The final presentation was from Imam Sirajidan of the Islamic Society of Michiana. The Imam emphasized that although death is certainly “not a pleasant topic, not a topic of dinner tables or lunch breaks,” in truth the total human is not confronting its destruction, since “the human being in the Islamic understanding is immortal, non-perishable, with its body and spirit.”

Rather in death it is “passing” between “phases that we as human beings and animals go through”: The first is in the womb, when “the spirit is joined to the body and limbs are formed.” In the next phase, this life, humans go through a subset of phases, “just like through seasons.”

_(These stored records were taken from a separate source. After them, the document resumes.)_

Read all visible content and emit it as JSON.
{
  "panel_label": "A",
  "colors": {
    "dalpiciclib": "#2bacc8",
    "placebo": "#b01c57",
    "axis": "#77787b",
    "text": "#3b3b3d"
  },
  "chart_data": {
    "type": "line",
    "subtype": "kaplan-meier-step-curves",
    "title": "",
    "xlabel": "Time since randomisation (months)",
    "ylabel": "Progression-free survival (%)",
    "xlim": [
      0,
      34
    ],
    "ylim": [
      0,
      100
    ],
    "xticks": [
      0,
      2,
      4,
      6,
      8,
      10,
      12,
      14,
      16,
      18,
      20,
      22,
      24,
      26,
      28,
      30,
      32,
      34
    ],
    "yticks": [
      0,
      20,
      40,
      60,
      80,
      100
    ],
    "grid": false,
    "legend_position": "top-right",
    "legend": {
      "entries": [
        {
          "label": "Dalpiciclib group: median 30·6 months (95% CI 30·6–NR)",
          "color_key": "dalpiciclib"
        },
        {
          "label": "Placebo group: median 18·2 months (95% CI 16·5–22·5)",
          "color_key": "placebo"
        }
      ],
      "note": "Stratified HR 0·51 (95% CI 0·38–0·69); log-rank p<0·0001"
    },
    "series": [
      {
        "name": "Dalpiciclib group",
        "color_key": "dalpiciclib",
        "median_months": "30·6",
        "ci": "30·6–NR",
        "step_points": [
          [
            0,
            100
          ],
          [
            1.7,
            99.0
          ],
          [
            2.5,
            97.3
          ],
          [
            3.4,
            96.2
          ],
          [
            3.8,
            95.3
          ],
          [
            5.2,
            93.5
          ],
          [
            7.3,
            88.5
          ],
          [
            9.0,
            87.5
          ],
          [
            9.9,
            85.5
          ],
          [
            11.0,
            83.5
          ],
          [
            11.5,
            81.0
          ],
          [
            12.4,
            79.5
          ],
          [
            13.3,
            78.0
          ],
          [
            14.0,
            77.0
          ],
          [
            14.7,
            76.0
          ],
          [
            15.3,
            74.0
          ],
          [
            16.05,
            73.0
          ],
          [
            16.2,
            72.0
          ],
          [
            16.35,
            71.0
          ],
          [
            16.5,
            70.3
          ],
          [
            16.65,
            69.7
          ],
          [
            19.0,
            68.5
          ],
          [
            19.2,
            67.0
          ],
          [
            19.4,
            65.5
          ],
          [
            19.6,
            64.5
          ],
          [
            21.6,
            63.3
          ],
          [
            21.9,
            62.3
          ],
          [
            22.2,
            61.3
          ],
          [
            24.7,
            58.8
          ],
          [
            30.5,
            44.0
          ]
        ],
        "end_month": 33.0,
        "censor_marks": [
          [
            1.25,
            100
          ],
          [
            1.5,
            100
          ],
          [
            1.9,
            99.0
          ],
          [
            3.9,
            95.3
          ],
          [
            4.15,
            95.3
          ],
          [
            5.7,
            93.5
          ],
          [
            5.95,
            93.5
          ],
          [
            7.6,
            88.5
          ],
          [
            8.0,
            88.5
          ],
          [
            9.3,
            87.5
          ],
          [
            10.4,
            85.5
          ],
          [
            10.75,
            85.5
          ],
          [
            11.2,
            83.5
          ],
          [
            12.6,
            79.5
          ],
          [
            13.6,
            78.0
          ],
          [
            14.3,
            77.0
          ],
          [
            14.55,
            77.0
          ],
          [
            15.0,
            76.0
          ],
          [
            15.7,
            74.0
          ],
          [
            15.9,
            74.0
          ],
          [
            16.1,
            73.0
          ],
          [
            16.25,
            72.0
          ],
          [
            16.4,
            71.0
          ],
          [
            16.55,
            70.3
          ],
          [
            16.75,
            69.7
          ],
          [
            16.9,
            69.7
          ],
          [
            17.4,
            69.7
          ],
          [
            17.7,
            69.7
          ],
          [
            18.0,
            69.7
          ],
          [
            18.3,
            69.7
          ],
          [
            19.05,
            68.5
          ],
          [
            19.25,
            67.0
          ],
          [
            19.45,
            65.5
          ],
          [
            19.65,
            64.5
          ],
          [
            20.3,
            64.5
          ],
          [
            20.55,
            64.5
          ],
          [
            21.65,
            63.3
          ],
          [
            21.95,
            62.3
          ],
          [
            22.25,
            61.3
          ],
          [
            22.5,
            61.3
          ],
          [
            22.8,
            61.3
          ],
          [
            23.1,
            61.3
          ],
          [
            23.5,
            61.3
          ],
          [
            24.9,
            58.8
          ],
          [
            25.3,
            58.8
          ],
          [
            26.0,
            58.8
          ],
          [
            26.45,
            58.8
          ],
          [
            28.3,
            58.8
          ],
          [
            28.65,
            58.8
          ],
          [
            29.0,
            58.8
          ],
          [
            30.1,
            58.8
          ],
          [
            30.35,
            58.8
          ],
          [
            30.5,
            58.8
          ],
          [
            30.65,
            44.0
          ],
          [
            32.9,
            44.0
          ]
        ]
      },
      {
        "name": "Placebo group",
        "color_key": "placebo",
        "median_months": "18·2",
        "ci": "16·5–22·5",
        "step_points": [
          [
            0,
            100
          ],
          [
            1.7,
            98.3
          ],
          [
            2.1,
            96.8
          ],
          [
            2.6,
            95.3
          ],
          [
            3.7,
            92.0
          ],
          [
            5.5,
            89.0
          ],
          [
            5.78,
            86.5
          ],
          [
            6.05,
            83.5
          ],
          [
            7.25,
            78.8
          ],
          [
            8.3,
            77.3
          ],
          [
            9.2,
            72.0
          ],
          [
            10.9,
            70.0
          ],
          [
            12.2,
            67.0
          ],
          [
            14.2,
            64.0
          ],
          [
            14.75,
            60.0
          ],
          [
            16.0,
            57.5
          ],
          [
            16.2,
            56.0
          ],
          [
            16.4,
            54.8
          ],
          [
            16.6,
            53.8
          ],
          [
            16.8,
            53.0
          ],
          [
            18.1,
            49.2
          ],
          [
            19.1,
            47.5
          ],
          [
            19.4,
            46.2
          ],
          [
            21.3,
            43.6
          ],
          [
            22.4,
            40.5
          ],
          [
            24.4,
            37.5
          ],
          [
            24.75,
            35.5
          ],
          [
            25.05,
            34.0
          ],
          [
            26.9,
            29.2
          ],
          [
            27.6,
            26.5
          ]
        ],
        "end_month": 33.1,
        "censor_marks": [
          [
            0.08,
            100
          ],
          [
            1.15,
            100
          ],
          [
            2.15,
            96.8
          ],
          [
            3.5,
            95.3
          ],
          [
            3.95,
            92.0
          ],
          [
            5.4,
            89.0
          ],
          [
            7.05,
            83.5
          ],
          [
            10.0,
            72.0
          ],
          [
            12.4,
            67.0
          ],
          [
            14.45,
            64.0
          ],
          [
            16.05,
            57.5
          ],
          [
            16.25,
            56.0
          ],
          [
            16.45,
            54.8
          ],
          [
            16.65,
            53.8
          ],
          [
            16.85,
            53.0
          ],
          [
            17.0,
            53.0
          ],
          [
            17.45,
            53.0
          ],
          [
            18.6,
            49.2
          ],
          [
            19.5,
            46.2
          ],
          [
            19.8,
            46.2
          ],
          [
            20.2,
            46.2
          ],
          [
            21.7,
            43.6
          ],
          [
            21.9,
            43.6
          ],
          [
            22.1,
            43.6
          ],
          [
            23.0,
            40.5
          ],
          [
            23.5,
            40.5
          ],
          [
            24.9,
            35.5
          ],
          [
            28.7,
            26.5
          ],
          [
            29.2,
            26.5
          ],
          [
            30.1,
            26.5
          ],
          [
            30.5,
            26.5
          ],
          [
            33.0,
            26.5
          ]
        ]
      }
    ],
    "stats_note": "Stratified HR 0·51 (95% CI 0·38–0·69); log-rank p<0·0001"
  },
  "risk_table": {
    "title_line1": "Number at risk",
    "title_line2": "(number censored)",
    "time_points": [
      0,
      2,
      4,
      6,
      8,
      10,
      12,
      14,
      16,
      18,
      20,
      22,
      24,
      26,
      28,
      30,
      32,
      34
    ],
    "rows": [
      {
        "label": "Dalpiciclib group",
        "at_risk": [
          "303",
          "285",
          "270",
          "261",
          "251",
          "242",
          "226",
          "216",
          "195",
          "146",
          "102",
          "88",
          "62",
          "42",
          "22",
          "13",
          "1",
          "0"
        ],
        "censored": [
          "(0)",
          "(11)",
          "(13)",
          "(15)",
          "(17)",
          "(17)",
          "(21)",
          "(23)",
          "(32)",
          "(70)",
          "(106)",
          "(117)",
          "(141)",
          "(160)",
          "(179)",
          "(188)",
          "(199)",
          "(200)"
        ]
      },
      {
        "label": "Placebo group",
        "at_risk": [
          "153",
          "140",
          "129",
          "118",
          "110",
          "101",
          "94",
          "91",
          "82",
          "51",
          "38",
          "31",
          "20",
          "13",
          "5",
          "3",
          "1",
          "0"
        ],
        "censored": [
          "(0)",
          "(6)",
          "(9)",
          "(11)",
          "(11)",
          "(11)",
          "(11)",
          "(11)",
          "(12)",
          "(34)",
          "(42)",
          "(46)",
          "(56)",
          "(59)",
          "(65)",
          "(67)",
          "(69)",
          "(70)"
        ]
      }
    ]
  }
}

“When the fall of life comes, we pass to another phase, ‘life in the grave,’” when “the spirit is separated from the body,” and, even though the phase is penultimate, “in the Islamic faith we say that if this person was good and served God as ultimate truth and loved God and served Him and did not do evil, then his reward will start even in the grave.” Finally, there is the life of the spirit, in “our original place,” the “gardens, where Adam and Eve came from.”

Because of his divine origin, the Imam stressed the “dignity of the human being,” from which it follows that “honor to the body as it moves through the stages of life,” must be given. This entails refraining with respect to the body of the deceased, from “everything that hurts a living person,” including embalming and autopsy, although “there are exceptions.”

A very similar emphasis on human dignity was evident in Rabbi Friedland’s comment in the question-answer session that, human dignity ought to be respected even when a patient is close to death and perhaps comatose through simple courtesies like refraining “from talking about them as a third party in the same room.”